Je rappelle que nous parlons d'actes qui sont réalisés dès le plus jeune âge de l'enfant, c'est-à-dire dès trois ans. D'actes qui vont impliquer des conséquences à vie, et une assignation vers un genre qu'il ou qu'elle n'aura pas choisi, sous des prétextes strictement médicaux. Je rappelle aussi que des actes sont réalisés en période anténatale. Si le code de la santé publique accepte aujourd'hui la réalisation d'une interruption médicale de grossesse (IMG) en cas de maladie grave et incurable au moment du diagnostic, de nombreux services de médecine ont tendance à considérer que, lorsque l'intersexuation est développée in vitro et qu'elle est visible, elle relèverait d'une maladie grave et incurable qui justifierait une interruption médicale de grossesse.

La situation actuelle est gravissime. Les actes que subissent les personnes intersexes tout au long de leur vie d'enfant, puis tout au long de leur vie d'adulte, ne sont jamais choisis, jamais consentis. On enferme les personnes dans une situation pathologisante, du fait, non pas de leur intersexuation, mais du regard des autres et des actes qui sont réalisés.

Les personnes que nous représentons ont des parcours excluant toute possibilité d'insertion sociale, puisque, dès leur plus jeune âge, on leur ment. L'équipe médicale leur ment. Personne ne leur explique pourquoi, dès l'âge de trois ans, alors que tous les petits copains et les petites copines passent leurs vacances en famille, chez les grands-parents, ils sont opérés et passent leur enfance dans les hôpitaux à subir des actes chirurgicaux graves. J'insiste sur ce point : ils n'ont jamais eu leur mot à dire.

Parfois, certains interceptent un courrier. C'est le cas de l'une de nos clientes qui a intercepté, à l'âge de vingt-cinq ans, un courrier adressé par le médecin à la maison départementale des personnes handicapées (MDPH) à la suite de sa demande de prestations sociales, mentionnant le fait qu'elle était intersexuée. Ma cliente a ainsi découvert son état à cette occasion. Tout au long de sa jeunesse, les médecins écrivaient textuellement, dans son carnet médical : « il faut impérativement mentir à cette jeune fille, pour lui faire croire que c'est une petite fille et qu'elle n'ait aucun doute sur son genre ». Telle est la situation dans laquelle nous sommes aujourd'hui, et qui est gravement préjudiciable aux droits des enfants.

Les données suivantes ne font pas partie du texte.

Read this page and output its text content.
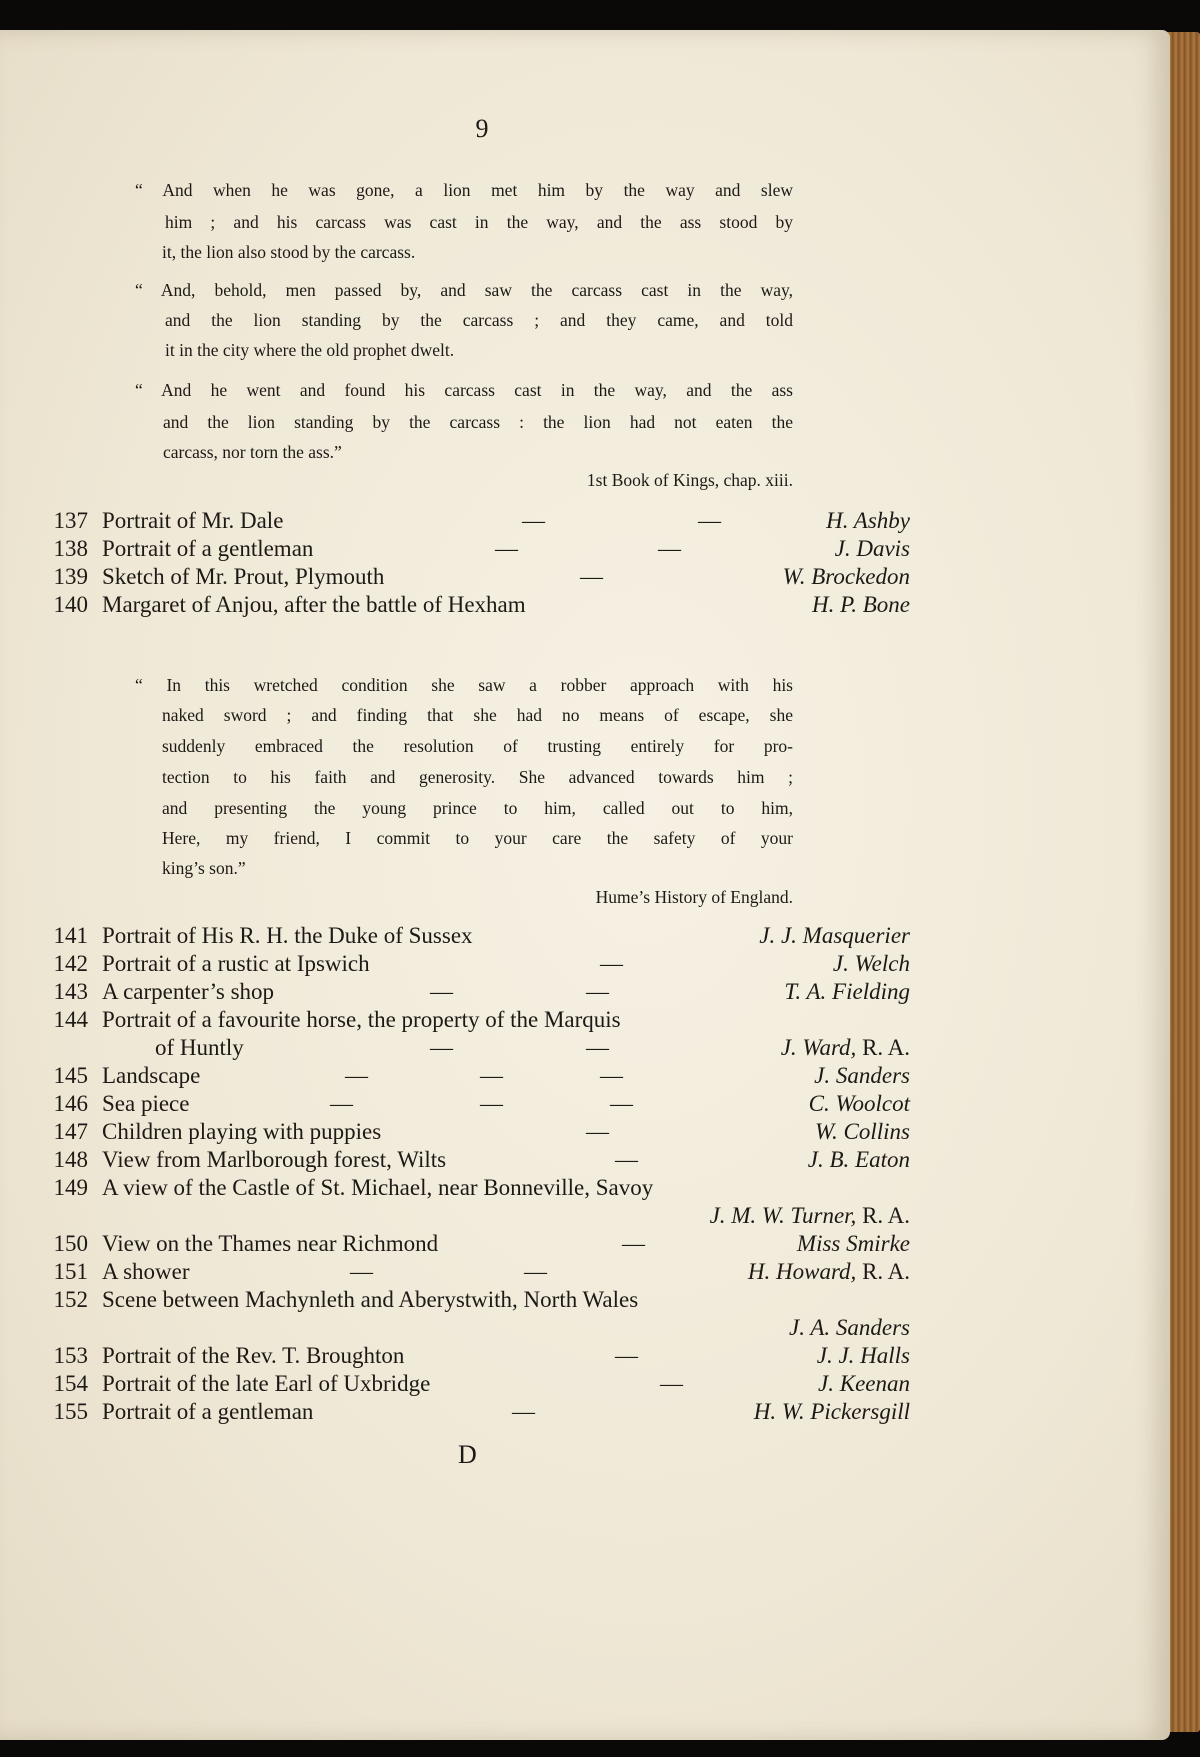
9
“ And when he was gone, a lion met him by the way and slew
him ; and his carcass was cast in the way, and the ass stood by
it, the lion also stood by the carcass.
“ And, behold, men passed by, and saw the carcass cast in the way,
and the lion standing by the carcass ; and they came, and told
it in the city where the old prophet dwelt.
“ And he went and found his carcass cast in the way, and the ass
and the lion standing by the carcass : the lion had not eaten the
carcass, nor torn the ass.”
1st Book of Kings, chap. xiii.
137 Portrait of Mr. Dale	—	—	H. Ashby
138 Portrait of a gentleman	—	—	J. Davis
139 Sketch of Mr. Prout, Plymouth	—	W. Brockedon
140 Margaret of Anjou, after the battle of Hexham	H. P. Bone
“ In this wretched condition she saw a robber approach with his
naked sword ; and finding that she had no means of escape, she
suddenly embraced the resolution of trusting entirely for pro-
tection to his faith and generosity. She advanced towards him ;
and presenting the young prince to him, called out to him,
Here, my friend, I commit to your care the safety of your
king’s son.”
Hume’s History of England.
141 Portrait of His R. H. the Duke of Sussex	J. J. Masquerier
142 Portrait of a rustic at Ipswich	—	J. Welch
143 A carpenter’s shop	—	—	T. A. Fielding
144 Portrait of a favourite horse, the property of the Marquis
of Huntly	—	—	J. Ward, R. A.
145 Landscape	—	—	—	J. Sanders
146 Sea piece	—	—	—	C. Woolcot
147 Children playing with puppies	—	W. Collins
148 View from Marlborough forest, Wilts	—	J. B. Eaton
149 A view of the Castle of St. Michael, near Bonneville, Savoy
J. M. W. Turner, R. A.
150 View on the Thames near Richmond	—	Miss Smirke
151 A shower	—	—	H. Howard, R. A.
152 Scene between Machynleth and Aberystwith, North Wales
J. A. Sanders
153 Portrait of the Rev. T. Broughton	—	J. J. Halls
154 Portrait of the late Earl of Uxbridge	—	J. Keenan
155 Portrait of a gentleman	—	H. W. Pickersgill
D
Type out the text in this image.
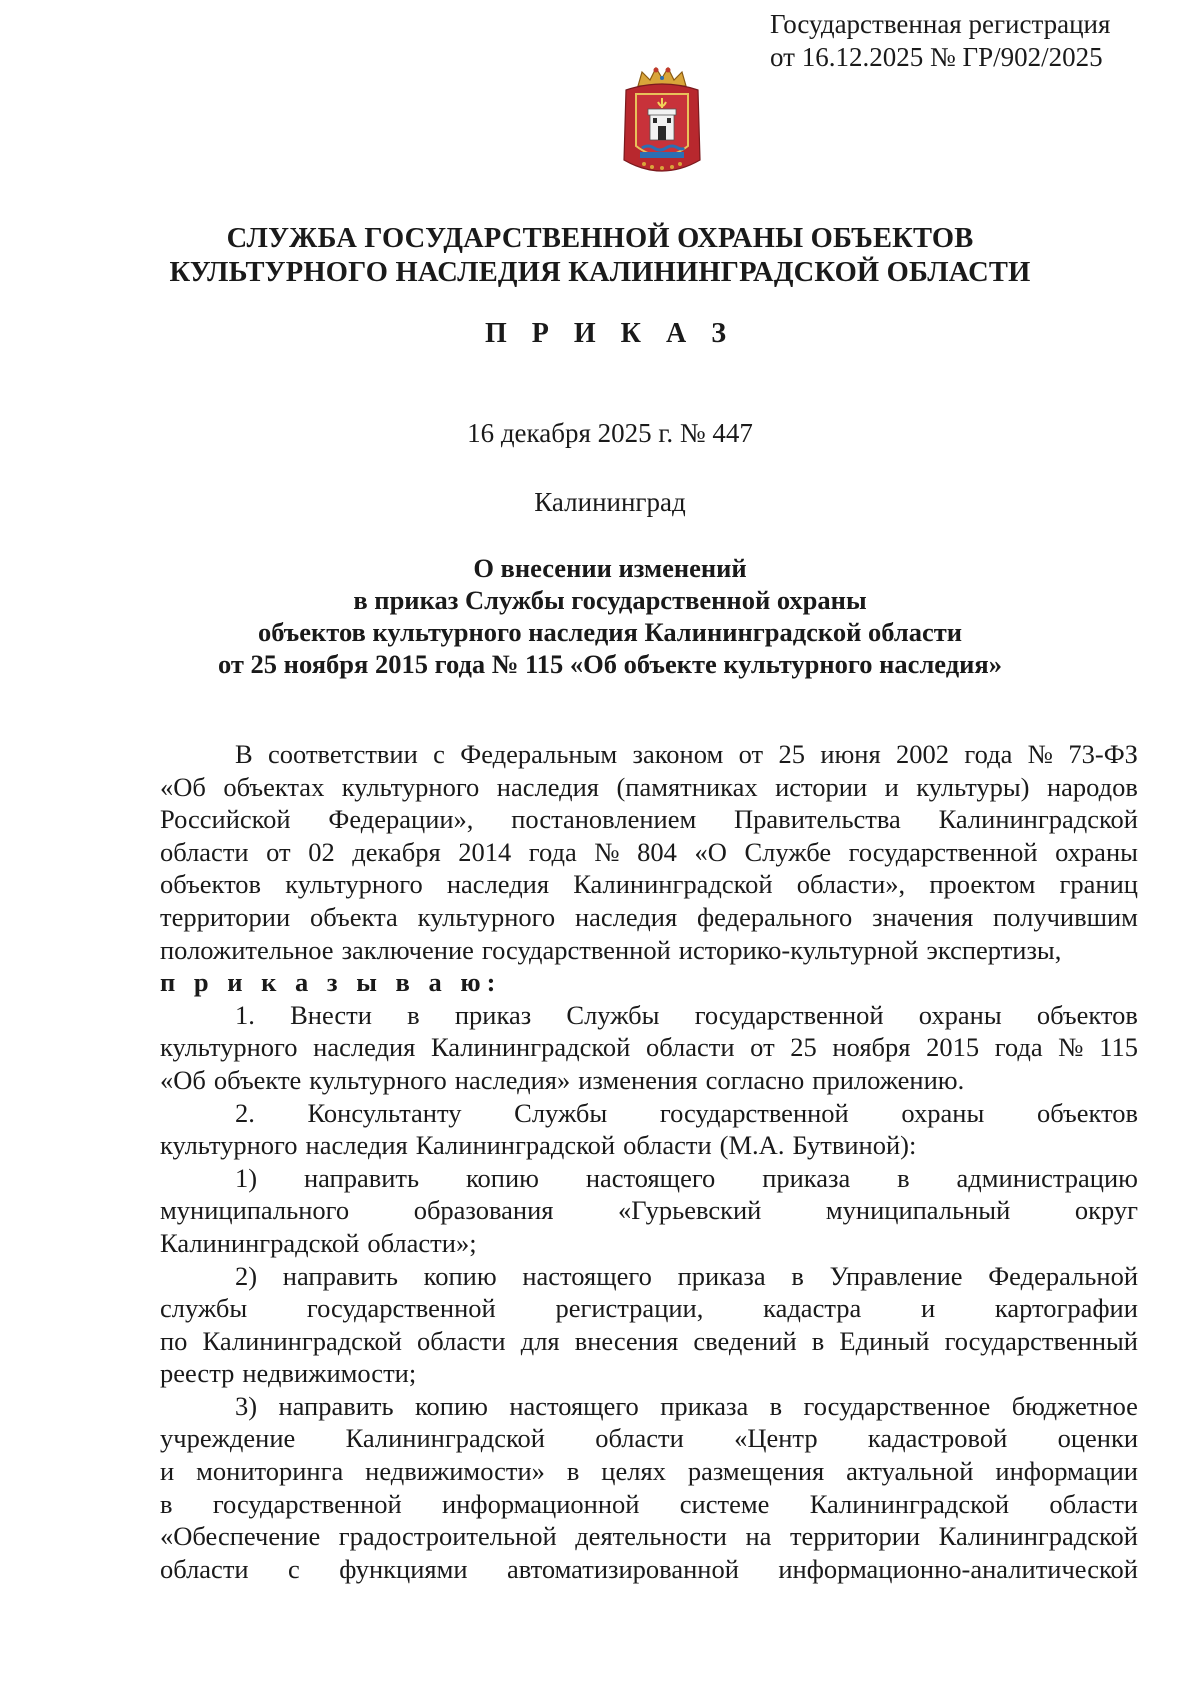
Государственная регистрация
от 16.12.2025 № ГР/902/2025
СЛУЖБА ГОСУДАРСТВЕННОЙ ОХРАНЫ ОБЪЕКТОВ
КУЛЬТУРНОГО НАСЛЕДИЯ КАЛИНИНГРАДСКОЙ ОБЛАСТИ
П Р И К А З
16 декабря 2025 г. № 447
Калининград
О внесении изменений
в приказ Службы государственной охраны
объектов культурного наследия Калининградской области
от 25 ноября 2015 года № 115 «Об объекте культурного наследия»
В соответствии с Федеральным законом от 25 июня 2002 года № 73-ФЗ
«Об объектах культурного наследия (памятниках истории и культуры) народов
Российской Федерации», постановлением Правительства Калининградской
области от 02 декабря 2014 года № 804 «О Службе государственной охраны
объектов культурного наследия Калининградской области», проектом границ
территории объекта культурного наследия федерального значения получившим
положительное заключение государственной историко-культурной экспертизы,
п р и к а з ы в а ю:
1. Внести в приказ Службы государственной охраны объектов
культурного наследия Калининградской области от 25 ноября 2015 года № 115
«Об объекте культурного наследия» изменения согласно приложению.
2. Консультанту Службы государственной охраны объектов
культурного наследия Калининградской области (М.А. Бутвиной):
1) направить копию настоящего приказа в администрацию
муниципального образования «Гурьевский муниципальный округ
Калининградской области»;
2) направить копию настоящего приказа в Управление Федеральной
службы государственной регистрации, кадастра и картографии
по Калининградской области для внесения сведений в Единый государственный
реестр недвижимости;
3) направить копию настоящего приказа в государственное бюджетное
учреждение Калининградской области «Центр кадастровой оценки
и мониторинга недвижимости» в целях размещения актуальной информации
в государственной информационной системе Калининградской области
«Обеспечение градостроительной деятельности на территории Калининградской
области с функциями автоматизированной информационно-аналитической
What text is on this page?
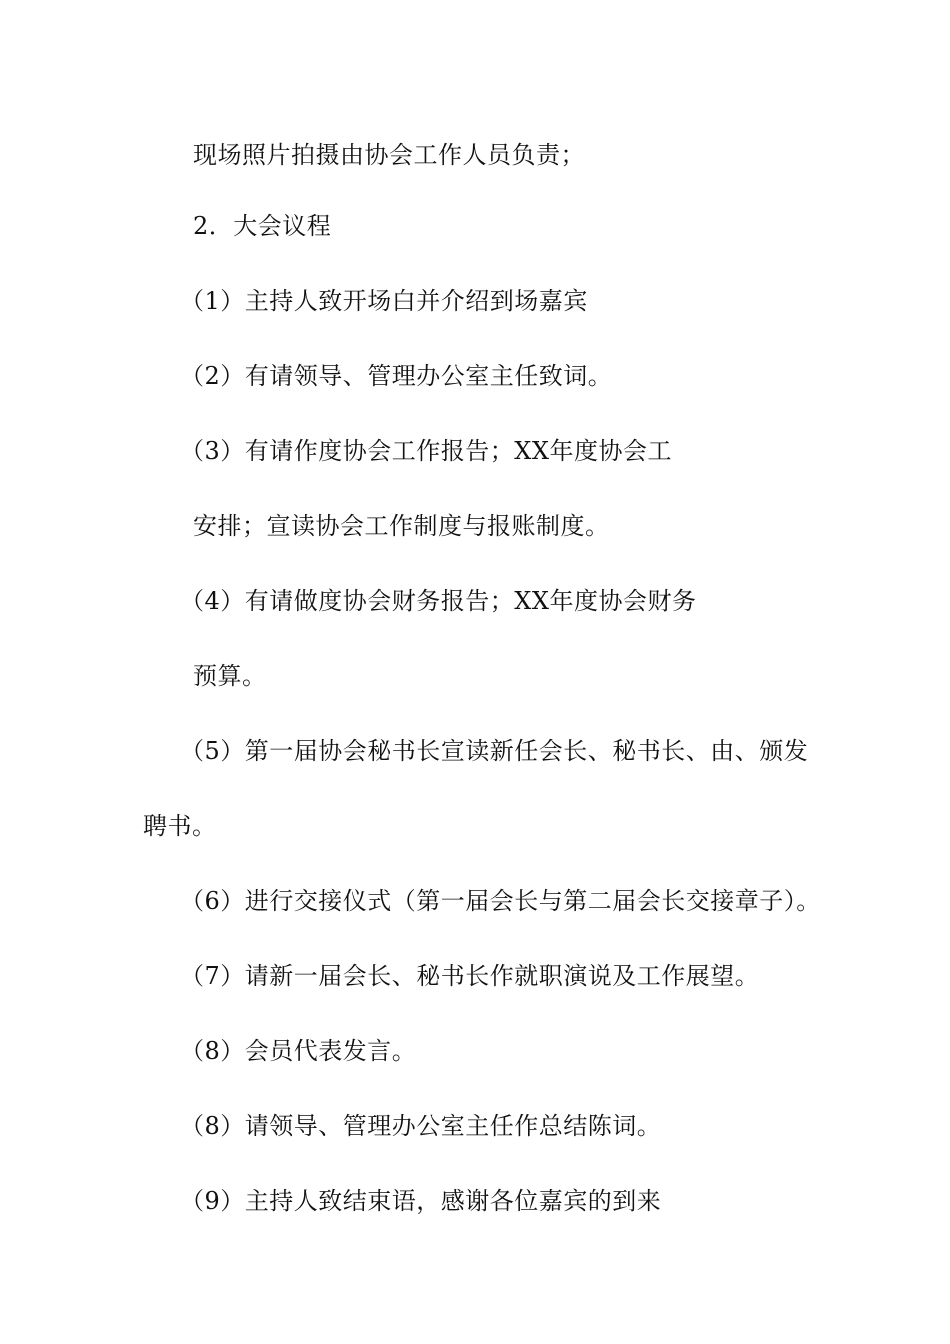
现场照片拍摄由协会工作人员负责；
2．大会议程
（1）主持人致开场白并介绍到场嘉宾
（2）有请领导、管理办公室主任致词。
（3）有请作度协会工作报告；XX年度协会工
安排；宣读协会工作制度与报账制度。
（4）有请做度协会财务报告；XX年度协会财务
预算。
（5）第一届协会秘书长宣读新任会长、秘书长、由、颁发
聘书。
（6）进行交接仪式（第一届会长与第二届会长交接章子）。
（7）请新一届会长、秘书长作就职演说及工作展望。
（8）会员代表发言。
（8）请领导、管理办公室主任作总结陈词。
（9）主持人致结束语，感谢各位嘉宾的到来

À cette violence sociale s'ajoute évidemment une violence juridique particulièrement insupportable pour ces personnes. Elles viennent nous voir et, quand elles saisissent les tribunaux, ceux-ci leur opposent systématiquement la prescription, les actes ayant été effectués dans leur tendre jeunesse. Or, vous l'imaginez bien, le temps qu'elles puissent réaliser la situation, se construire une personnalité autre que celle qui a été détruite par ces actions et entamer une démarche judiciaire, le délai de prescription est écoulé.

Bien que nous ne favorisions pas systématiquement la voie judiciaire, nous avons plusieurs fois porté plainte avec constitution de partie civile pour actes de mutilation. Le juge d'instruction a parfois refusé d'instruire. Nous nous sommes donc pourvus en cassation pour contester ces arguments, en faisant valoir le fait que les personnes étaient dans l'impossibilité matérielle et psychologique de connaître leur état, rendu pathologique, encore une fois, par ces interventions et aucunement par leur état d'intersexuation. La Cour de cassation a considéré que cela ne revêtait pas le caractère d'un obstacle insurmontable. Un recours devant la Cour européenne des droits de l'homme est aujourd'hui en cours.